For the look-up table approach, you can use a dual port block RAM with a sine table in it. You access one port with the sine address, and the other port with the cosine address, which is modified from the sine address. For a full cycle table, the address modification is just adding 1 to the top two bits. For a quarter cycle table it is a little more complicated. By using both ports to access different points in the same table you cut the real estate needed for your sine/cos tables in half.

In virtex4, the CORDIC is at a significant performance disadvantage because the fabric carry chains are quite slow compared to the speed of the DSP48 slices and memory.
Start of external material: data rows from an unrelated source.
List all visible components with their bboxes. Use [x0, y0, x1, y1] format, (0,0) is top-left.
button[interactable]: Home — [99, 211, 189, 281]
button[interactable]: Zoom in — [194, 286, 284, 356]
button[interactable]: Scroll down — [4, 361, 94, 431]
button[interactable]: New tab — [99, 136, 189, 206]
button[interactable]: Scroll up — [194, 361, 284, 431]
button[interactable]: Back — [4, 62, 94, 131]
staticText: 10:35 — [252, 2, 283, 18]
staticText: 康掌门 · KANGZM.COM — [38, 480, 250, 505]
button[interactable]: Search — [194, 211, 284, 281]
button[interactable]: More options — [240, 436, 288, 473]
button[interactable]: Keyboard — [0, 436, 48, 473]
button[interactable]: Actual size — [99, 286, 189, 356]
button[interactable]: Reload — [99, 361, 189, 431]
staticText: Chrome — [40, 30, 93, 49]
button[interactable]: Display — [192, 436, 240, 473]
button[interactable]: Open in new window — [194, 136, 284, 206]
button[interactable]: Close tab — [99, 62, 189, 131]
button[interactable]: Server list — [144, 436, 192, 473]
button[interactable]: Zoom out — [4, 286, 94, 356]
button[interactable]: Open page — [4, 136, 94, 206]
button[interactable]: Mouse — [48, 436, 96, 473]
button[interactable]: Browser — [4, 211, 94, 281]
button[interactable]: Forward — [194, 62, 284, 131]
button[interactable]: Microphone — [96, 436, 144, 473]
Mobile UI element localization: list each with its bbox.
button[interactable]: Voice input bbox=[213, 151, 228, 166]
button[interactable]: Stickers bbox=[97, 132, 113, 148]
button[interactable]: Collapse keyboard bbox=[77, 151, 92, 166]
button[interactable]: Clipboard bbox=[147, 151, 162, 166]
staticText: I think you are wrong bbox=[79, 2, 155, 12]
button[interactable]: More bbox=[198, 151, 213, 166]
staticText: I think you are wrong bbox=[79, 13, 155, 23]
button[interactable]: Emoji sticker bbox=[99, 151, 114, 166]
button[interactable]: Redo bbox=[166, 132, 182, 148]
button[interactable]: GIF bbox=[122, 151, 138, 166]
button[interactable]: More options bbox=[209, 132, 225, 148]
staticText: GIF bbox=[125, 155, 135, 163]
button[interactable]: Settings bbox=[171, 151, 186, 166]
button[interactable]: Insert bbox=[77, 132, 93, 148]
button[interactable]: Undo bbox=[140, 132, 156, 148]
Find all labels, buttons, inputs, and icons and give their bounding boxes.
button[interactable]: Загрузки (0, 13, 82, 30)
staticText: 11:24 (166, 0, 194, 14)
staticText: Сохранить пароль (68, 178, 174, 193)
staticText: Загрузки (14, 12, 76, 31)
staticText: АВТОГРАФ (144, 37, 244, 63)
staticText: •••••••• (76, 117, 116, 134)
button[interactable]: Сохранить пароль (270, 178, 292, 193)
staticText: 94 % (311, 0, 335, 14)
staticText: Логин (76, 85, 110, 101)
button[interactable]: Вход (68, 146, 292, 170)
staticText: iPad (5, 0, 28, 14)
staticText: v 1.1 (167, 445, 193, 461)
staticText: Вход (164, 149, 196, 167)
The DSP48's are really not set up for attempting to do CORDIC using them, and if you did, you'd give up all those multipliers.

Thanks for the reply, John_H. My demod is from about 10MHz to 35MHz with a sample rate of 117MHz. I don't need much frequency resolution, say 1Hz or so, but I do require significant SFDR, 96dB. I started with the Xilinx System Generator CORDIC SINCOS block and modified it to take in a Z input and increased the number of iterations or PEs. It looks like I may be running into arithmetic errors as you suggested.

I don't if the Xilinx cores are using quarter-wave tables or not, but I do know that there data sheets claim the lower phase res. blocks uses full-wave and the larger phase DDS's do not. I don't know if it's half-wave or quarter-wave or what, but I would think the ROM address behavior should give me a clue.

Thanks for the reply, Ray. I think the 6dB per bit makes sense intuitively. I will be experimenting with it. I believe I am running into rounding errors with the Xilinx reference design as is, and need to control the LSBs as you mentioned above.

I will also look at smarter look-up table approaches as well.

This application is for a channelizer and synthesizer that is moderately large (24x2 downconverted channels, 24 upconverted channels) and may be too large for a traditional DDC type approach. I am looking at FFT approaches as well such as Polyphase DFT and WOLA. However, I don't want to completely rule out a "smart" DDC design, especially with very large oversampling, 400+.

Brady, What kind of sample rates are you dealing with? 24 channels isn't much if the sample rates are reasonable. 24 Channels is fairly light for a polyphase channelizer, so the FFT can be physically quite small even for high data rates. The polyphase channelizer means the channels are equally spaced instead of being independently tuned, but you already know that.

For example, I did a 160 channel DDC for a customer about 2 years ago in a 2v6000 that had input sample rates ate 2M and output sample rates at 50K. Each channel is independently tuned, and the output rate is the same for all 160 channels.

I just finished a 10 channel DDC design in a V4SX55 that samples at

500MHz and has variable downsampling from 62.5MHz on down for a beamforming reciever. Each channel is independently tuned (each FPGA services one antenna element). It's 70% or so full 4VSX55, clocked at 250 Mhz.

Ray, the first channelizer/combiner will be GSM at 1X symbol rate,

270.833kHz, 200kHz spacing. So channel spacing and sample rate are not a simple integer relation. One of the things that I have been looking at is mixed-Radix FFT, such as 3-3-5-13, or 585, 117Mhz/585 would give 270.833kHz for a polyphase DFT. I have also been looking at resampling approaches such a Farrow Interpolation, and weighted-sinc interpolation.

Still, I don't want to rule out a DDC approach. The decimation is large, 432, so I can definitely take advantage of multiplexing and distributed arith.

Ray, the channel bandwidth is also fairly large, 22MHz, so while there are only 24 channels, I potentially would need more than 110 FFT bins. It would not have to be as big as I put above though, since I could decimate the above by 3 or 5 or 9 as part of the complex downconvert.